Liquid Crystal Elastomers
The exotic elasticity of liquid crystal elastomers was the focus of my PhD thesis, which was supervised by Mark Warner.
Liquid crystal elastomers (LCEs) are remarkable materials that combine the mobile orientational order of liquid crystals with the extreme stretchiness of rubber. LCEs are mixtures of rigid liquid-crystal rods and long flexible polymer chains that have been chemically cross-linked to form a rubber network. When an LCE is hot the rods point in random directions and the material behaves like a traditional isotropic rubber, but when the elastomer is cooled, the rods align, and the elastomer stretches by up to several times its own length in the alignment direction. A video of this happening from Eugene Terentjev's lab is shown on the right. Since the hot state is isotropic, on cooling any direction can be chosen for the rods to align in, and hence there are many equivalent cold states each with a different alignment and a different stretch with respect to the hot state. Stretches that turn one such aligned cold state into another different but equivalent one cannot cost energy --- they are ``soft'' deformations. Soft deformations are common in fluids --- we usually say the fluid is flowing --- but very unusual in a solid. Indeed we can fairly say the resultant material is somewhere between a solid and a liquid. Much more information about LCE's can be found at www.lcelastomer.org.uk.
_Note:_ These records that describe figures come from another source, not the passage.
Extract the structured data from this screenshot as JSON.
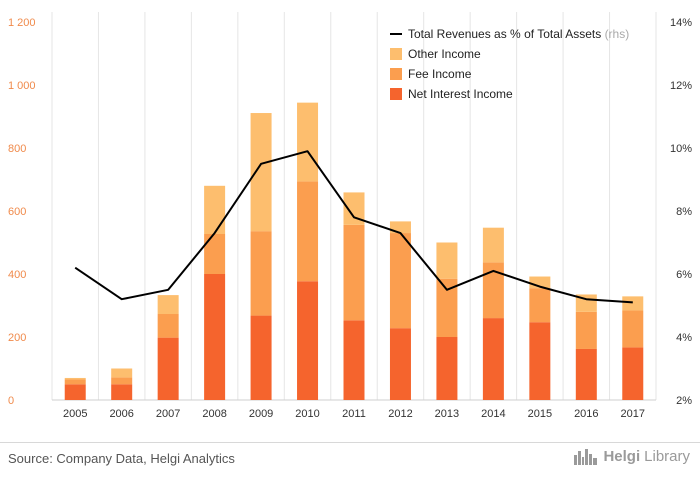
{
  "chart_data": {
    "type": "bar",
    "stacked": true,
    "categories": [
      "2005",
      "2006",
      "2007",
      "2008",
      "2009",
      "2010",
      "2011",
      "2012",
      "2013",
      "2014",
      "2015",
      "2016",
      "2017"
    ],
    "series": [
      {
        "name": "Net Interest Income",
        "color": "#f5642d",
        "values": [
          50,
          50,
          198,
          400,
          268,
          377,
          253,
          228,
          200,
          260,
          247,
          162,
          167
        ]
      },
      {
        "name": "Fee Income",
        "color": "#fb9e4f",
        "values": [
          15,
          22,
          75,
          127,
          268,
          317,
          303,
          302,
          185,
          177,
          108,
          118,
          117
        ]
      },
      {
        "name": "Other Income",
        "color": "#fdbe6e",
        "values": [
          5,
          28,
          60,
          153,
          375,
          250,
          103,
          37,
          115,
          110,
          37,
          55,
          45
        ]
      }
    ],
    "line": {
      "name": "Total Revenues as % of Total Assets",
      "name_suffix": "(rhs)",
      "color": "#000000",
      "values": [
        6.2,
        5.2,
        5.5,
        7.3,
        9.5,
        9.9,
        7.8,
        7.3,
        5.5,
        6.1,
        5.6,
        5.2,
        5.1
      ]
    },
    "y_left": {
      "ticks": [
        "0",
        "200",
        "400",
        "600",
        "800",
        "1 000",
        "1 200"
      ],
      "tick_values": [
        0,
        200,
        400,
        600,
        800,
        1000,
        1200
      ],
      "min": 0,
      "max": 1200,
      "tick_color": "#f08a4b"
    },
    "y_right": {
      "ticks": [
        "2%",
        "4%",
        "6%",
        "8%",
        "10%",
        "12%",
        "14%"
      ],
      "tick_values": [
        2,
        4,
        6,
        8,
        10,
        12,
        14
      ],
      "min": 2,
      "max": 14
    },
    "grid": true,
    "legend_position": "top-right"
  },
  "footer": {
    "source": "Source: Company Data, Helgi Analytics",
    "brand_name": "Helgi",
    "brand_suffix": "Library",
    "logo_icon": "skyline-icon"
  }
}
My research into LCEs has focused on two main topics. Firstly I have studied the limitations of the above symmetry argument for completely soft deformations of monodomain LCEs. The essential issue is that, if the hot state is truly isotropic, then, on cooling, the liquid crystal rods will choose different directions to align at different points in the sample, so the cold aligned state will be have a polydomain structure and there will be no overall deformation. The rods can be made to all align in the same direction by imprinting a direction on the isotropic state, producing a monodomain elastomer which does change length considerably on cooling. However, in this case the hot state is not truly isotropic so the argument for the existence of soft modes is compromised. I have used phenomenological arguments to show that the resulting monodomain will still show qualitatively soft behavior, and, at some stretches, the modulus for additional extension will vanish altogether. I have also shown that chiral nematic monodomains will exhibit strain-induced electrical polarization, unlike nematic liquids or conventional elastomers.
My second focus has been the polydomain LCEs that form in the absence of imprinting. I have shown that, if these systems are prepared correctly, they will exhibit elasticity that is softer than the more fashionable monodomains. Since these samples are also much easier to produce, this could have technological implications. I collaborated closely with Kaushik Bhattacharya on this work.